58 Eu lhe respondi: Senhor, eu sou todo teu e não tenho nada a não ser as calças, o cordão e a túnica; e isso também é teu. Que poderei ofertar como um dom à tua grandeza? Pois são teus o céu e a terra, o fogo e a água são teus com tudo que neles está. 59 Quem é que tem alguma coisa que não seja tua? Pois, quando te ofertamos alguma coisa, devolvemos o que é teu. Então, que posso te oferecer, Senhor Deus, rei do céu, da terra e de todas as criaturas?
60 Então Deus me disse: Põe tua mão no teu regaço e me oferece tudo que encontrares. 61 Quando eu fiz isso, encontrei uma moeda de ouro tão grande, tão brilhante e bonita que nunca verás neste mundo, e então a ofereci a Deus.
62 Mas Deus tornou a dizer: Faz-me outra oferta, como antes. E eu disse a Deus: Senhor, eu não tenho, nem quero, nem amo a não ser a ti, e por teu amor desprezei o ouro, desprezei tudo. 63 Por isso, se encontrar mais alguma coisa em meu regaço, foste tu que o puseste e eu vou devolver a ti, doador de tudo. Fiz isso três vezes. Quando acabei de ofertar os três dons, ajoelhei e bendisse a Deus, que me deu o que eu pude ofertar.
64 E imediatamente me foi dado entender que aquela tríplice oblação figurava a obediência de ouro, a altíssima pobreza e esplendidíssima castidade, que, por sua graça, Deus me deu de observar tão perfeitamente que minha consciência não me repreende em nada. 65 E, assim como eu punha a mão no bolso, tirava e ofertava aquelas moedas para o próprio Deus, que lá as colocara, da mesma forma Deus me pôs na alma uma capacidade de louvá-lo e magnifica-lo de boca e de coração por todos os bens que me concedeu por sua santíssima bondade.
66 Então foram essas as palavras que ouviste e porque me viste estender as mãos. Mas toma cuidado, Frei Ovelhão, para não me continuares espionando. Volta para tua cela com a bênção de Deus, e que tenhas um cuidado solícito por mim. 67 Dentro de poucos dias, Deus vai fazer maravilhas tão estupendas neste monte, que todo o mundo vai ficar admirado. Fará algumas coisas novas que nunca fez a nenhuma criatura neste mundo”.

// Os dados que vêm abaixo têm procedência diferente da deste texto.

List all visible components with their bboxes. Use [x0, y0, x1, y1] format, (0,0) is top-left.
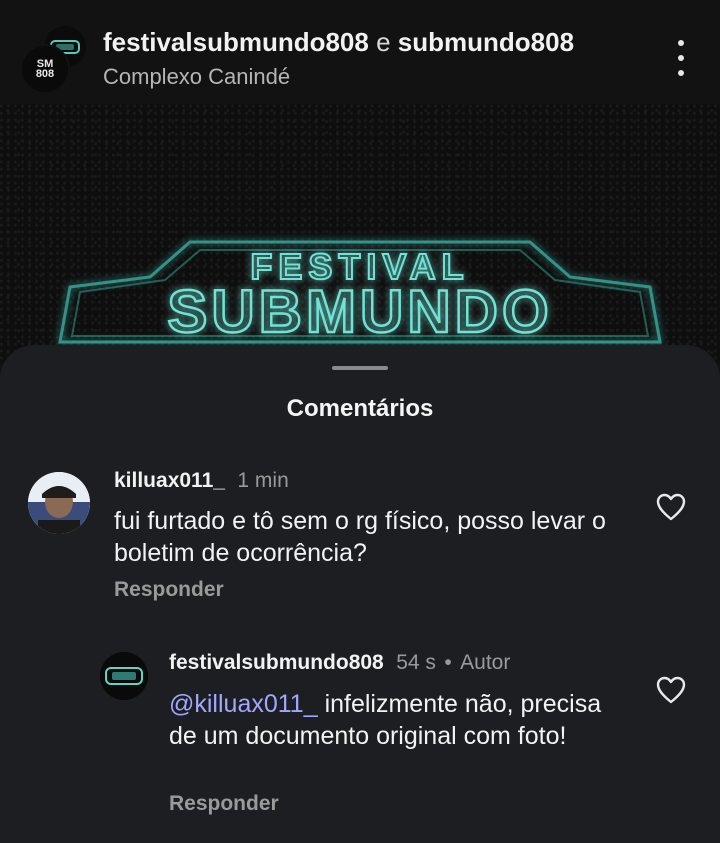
post-header: SM 808 festivalsubmundo808 e submundo808…: [0, 0, 720, 104]
more-vertical-icon-dot: [678, 70, 684, 76]
comment-text: @killuax011_ infelizmente não, precisa d…: [169, 688, 619, 752]
post-media[interactable]: FESTIVAL SUBMUNDO: [0, 104, 720, 364]
author-link-1[interactable]: festivalsubmundo808: [103, 27, 369, 57]
comment-header: festivalsubmundo808 54 s • Autor: [169, 651, 510, 675]
avatar-festivalsubmundo808[interactable]: SM 808: [20, 44, 70, 94]
user-photo-icon: [28, 472, 90, 534]
reply-button[interactable]: Responder: [169, 792, 279, 816]
author-badge: Autor: [460, 651, 511, 674]
more-vertical-icon-dot: [678, 55, 684, 61]
comment-text: fui furtado e tô sem o rg físico, posso …: [114, 507, 606, 567]
more-options-button[interactable]: [668, 40, 694, 76]
post-authors: festivalsubmundo808 e submundo808: [103, 27, 574, 58]
collab-avatars[interactable]: SM 808: [20, 24, 90, 94]
avatar-text-bottom: 808: [35, 68, 55, 80]
comment-header: killuax011_ 1 min: [114, 469, 289, 493]
comment-time: 1 min: [237, 469, 289, 492]
location-link[interactable]: Complexo Canindé: [103, 64, 290, 90]
logo-word-submundo: SUBMUNDO: [167, 278, 552, 345]
comments-sheet: Comentários killuax011_ 1 min fui furtad…: [0, 345, 720, 843]
reply-button[interactable]: Responder: [114, 578, 224, 602]
heart-outline-icon[interactable]: [656, 676, 686, 704]
meta-separator: •: [444, 651, 452, 674]
festival-logo-icon: [100, 652, 148, 700]
more-vertical-icon-dot: [678, 40, 684, 46]
heart-outline-icon[interactable]: [656, 493, 686, 521]
comment-time: 54 s: [396, 651, 436, 674]
avatar[interactable]: [100, 652, 148, 700]
sheet-title: Comentários: [286, 395, 434, 422]
author-connector: e: [376, 27, 391, 57]
comment-username[interactable]: killuax011_: [114, 469, 225, 492]
comment-username[interactable]: festivalsubmundo808: [169, 651, 384, 674]
author-link-2[interactable]: submundo808: [398, 27, 574, 57]
avatar[interactable]: [28, 472, 90, 534]
drag-handle[interactable]: [332, 366, 388, 370]
mention-link[interactable]: @killuax011_: [169, 690, 318, 718]
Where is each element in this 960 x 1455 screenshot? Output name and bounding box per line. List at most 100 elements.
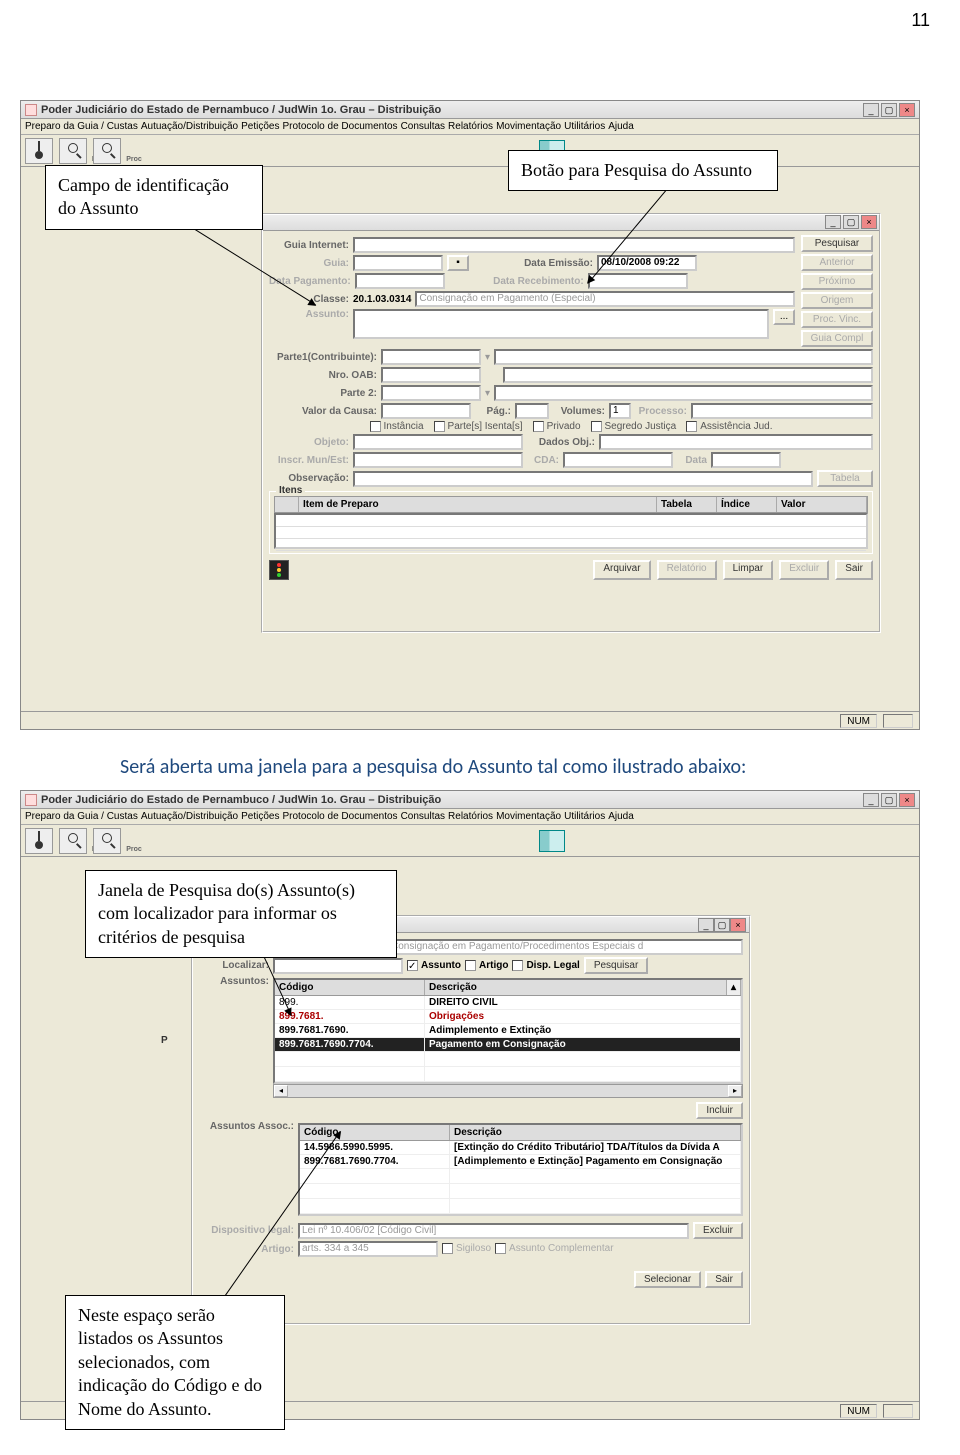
guia-lookup-button[interactable]: ▪ xyxy=(447,255,469,271)
nro-oab-input[interactable] xyxy=(381,367,481,383)
assunto-lookup-button[interactable]: ... xyxy=(773,309,795,325)
menu2-autuacao[interactable]: Autuação/Distribuição xyxy=(141,811,238,822)
chk-privado[interactable] xyxy=(533,421,544,432)
chk-partes[interactable] xyxy=(434,421,445,432)
valor-causa-input[interactable] xyxy=(381,403,471,419)
proc-vinc-side-button[interactable]: Proc. Vinc. xyxy=(801,311,873,328)
tb2-pess-button[interactable]: Pess xyxy=(59,828,87,854)
objeto-input[interactable] xyxy=(353,434,523,450)
form-max-button[interactable]: ▢ xyxy=(843,215,859,229)
localizar-input[interactable] xyxy=(273,958,403,974)
menu2-peticoes[interactable]: Petições xyxy=(241,811,279,822)
chk-assist[interactable] xyxy=(686,421,697,432)
assoc-row[interactable]: 14.5986.5990.5995.[Extinção do Crédito T… xyxy=(300,1141,741,1155)
chk-sigiloso[interactable] xyxy=(442,1243,453,1254)
window-controls: _ ▢ × xyxy=(863,103,915,117)
menu-relatorios[interactable]: Relatórios xyxy=(448,121,493,132)
data-input[interactable] xyxy=(711,452,781,468)
sair-button[interactable]: Sair xyxy=(835,560,873,580)
dados-obj-input[interactable] xyxy=(599,434,873,450)
cls-close-button[interactable]: × xyxy=(730,918,746,932)
anterior-side-button[interactable]: Anterior xyxy=(801,254,873,271)
chk-assunto[interactable]: ✓ xyxy=(407,960,418,971)
form-title-bar: _ ▢ × xyxy=(263,215,879,231)
excluir-button-2[interactable]: Excluir xyxy=(693,1222,743,1239)
form-min-button[interactable]: _ xyxy=(825,215,841,229)
close-button-2[interactable]: × xyxy=(899,793,915,807)
tb-person-button[interactable] xyxy=(25,138,53,164)
chk-compl[interactable] xyxy=(495,1243,506,1254)
chk-segredo[interactable] xyxy=(591,421,602,432)
maximize-button[interactable]: ▢ xyxy=(881,103,897,117)
menu-movimentacao[interactable]: Movimentação xyxy=(496,121,561,132)
cls-min-button[interactable]: _ xyxy=(698,918,714,932)
menu-peticoes[interactable]: Petições xyxy=(241,121,279,132)
data-emissao-field: 08/10/2008 09:22 xyxy=(597,255,697,271)
chk-artigo[interactable] xyxy=(465,960,476,971)
tb2-person-button[interactable] xyxy=(25,828,53,854)
tb-proc-button[interactable]: Proc xyxy=(93,138,121,164)
exit-icon-2[interactable] xyxy=(539,830,565,852)
proximo-side-button[interactable]: Próximo xyxy=(801,273,873,290)
traffic-light-icon[interactable] xyxy=(269,560,289,580)
guia-internet-input[interactable] xyxy=(353,237,795,253)
oab-nome-input[interactable] xyxy=(503,367,873,383)
assunto-row[interactable]: 899.7681.7690.Adimplemento e Extinção xyxy=(275,1024,741,1038)
processo-input[interactable] xyxy=(691,403,873,419)
menu-preparo[interactable]: Preparo da Guia / Custas xyxy=(25,121,138,132)
menu-autuacao[interactable]: Autuação/Distribuição xyxy=(141,121,238,132)
assunto-row[interactable]: 899.7681.Obrigações xyxy=(275,1010,741,1024)
menu-consultas[interactable]: Consultas xyxy=(401,121,445,132)
maximize-button-2[interactable]: ▢ xyxy=(881,793,897,807)
limpar-button[interactable]: Limpar xyxy=(723,560,774,580)
incluir-button[interactable]: Incluir xyxy=(696,1102,743,1119)
relatorio-button[interactable]: Relatório xyxy=(657,560,717,580)
parte2-input[interactable] xyxy=(494,385,873,401)
data-pagamento-input[interactable] xyxy=(355,273,445,289)
guia-compl-side-button[interactable]: Guia Compl xyxy=(801,330,873,347)
tb-pess-button[interactable]: Pess xyxy=(59,138,87,164)
menu2-ajuda[interactable]: Ajuda xyxy=(608,811,634,822)
inscr-input[interactable] xyxy=(353,452,523,468)
cls-max-button[interactable]: ▢ xyxy=(714,918,730,932)
pesquisar-side-button[interactable]: Pesquisar xyxy=(801,235,873,252)
close-button[interactable]: × xyxy=(899,103,915,117)
menu2-relatorios[interactable]: Relatórios xyxy=(448,811,493,822)
menu-protocolo[interactable]: Protocolo de Documentos xyxy=(282,121,397,132)
parte1-select[interactable] xyxy=(381,349,481,365)
parte1-input[interactable] xyxy=(494,349,873,365)
selecionar-button[interactable]: Selecionar xyxy=(634,1271,701,1288)
parte2-select[interactable] xyxy=(381,385,481,401)
menu2-consultas[interactable]: Consultas xyxy=(401,811,445,822)
menu-ajuda[interactable]: Ajuda xyxy=(608,121,634,132)
origem-side-button[interactable]: Origem xyxy=(801,292,873,309)
menu2-movimentacao[interactable]: Movimentação xyxy=(496,811,561,822)
volumes-input[interactable]: 1 xyxy=(609,403,631,419)
excluir-button[interactable]: Excluir xyxy=(779,560,829,580)
menu2-utilitarios[interactable]: Utilitários xyxy=(564,811,605,822)
arquivar-button[interactable]: Arquivar xyxy=(593,560,650,580)
tabela-button[interactable]: Tabela xyxy=(817,470,873,487)
assunto-textarea[interactable] xyxy=(353,309,769,339)
chk-instancia[interactable] xyxy=(370,421,381,432)
minimize-button[interactable]: _ xyxy=(863,103,879,117)
tb2-proc-button[interactable]: Proc xyxy=(93,828,121,854)
assunto-row[interactable]: 899.DIREITO CIVIL xyxy=(275,996,741,1010)
form-close-button[interactable]: × xyxy=(861,215,877,229)
hdr-scroll-up[interactable]: ▴ xyxy=(727,980,741,995)
guia-input[interactable] xyxy=(353,255,443,271)
assunto-row-selected[interactable]: 899.7681.7690.7704.Pagamento em Consigna… xyxy=(275,1038,741,1052)
pag-input[interactable] xyxy=(515,403,549,419)
pesquisar-button[interactable]: Pesquisar xyxy=(584,957,648,974)
data-recebimento-input[interactable] xyxy=(588,273,688,289)
observacao-input[interactable] xyxy=(353,471,813,487)
menu2-protocolo[interactable]: Protocolo de Documentos xyxy=(282,811,397,822)
menu2-preparo[interactable]: Preparo da Guia / Custas xyxy=(25,811,138,822)
assoc-row[interactable]: 899.7681.7690.7704.[Adimplemento e Extin… xyxy=(300,1155,741,1169)
scrollbar-h[interactable]: ◂▸ xyxy=(273,1084,743,1098)
menu-utilitarios[interactable]: Utilitários xyxy=(564,121,605,132)
minimize-button-2[interactable]: _ xyxy=(863,793,879,807)
cda-input[interactable] xyxy=(563,452,673,468)
chk-disp[interactable] xyxy=(512,960,523,971)
sair-button-2[interactable]: Sair xyxy=(705,1271,743,1288)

68 Então, Frei Leão se retirou muito consolado. Naquela mesma quaresma e naquele monte Alverne, perto da festa da Exaltação da Santa Cruz, Cristo apareceu na forma de um Serafim alado e como que crucificado, imprimindo tanto os cravos quanto os estigmas nas mãos, nos pés e no peito de São Francisco, como conta a sua legenda. 69 E apareceu de noite, com tanto esplendor, que iluminou vales e montes distantes ao redor melhor do que se a claridade do sol estivesse presente. Disso foram testemunhas todos os pastores que faziam a vigília com seus rebanhos (cfr. Lc 2,8), naquela região.
70 Mas ainda não se sabe tudo sobre o porquê apareceram os estigmas em São Francisco; mas, como ele mesmo revelou a seus companheiros, isso vai passar para o futuro como um grande mistério. 71 Frei Tiago de Massa ouviu essa história da boca de Frei Leão; e Frei Hugolino do Monte Santa Maria, da boca do referido Frei Tiago. E eu, que estou escrevendo, ouvi da boca de Frei Hugolino, homem bom e digno de confiança.
Para o louvor de N. S. Jesus Cristo. Amém.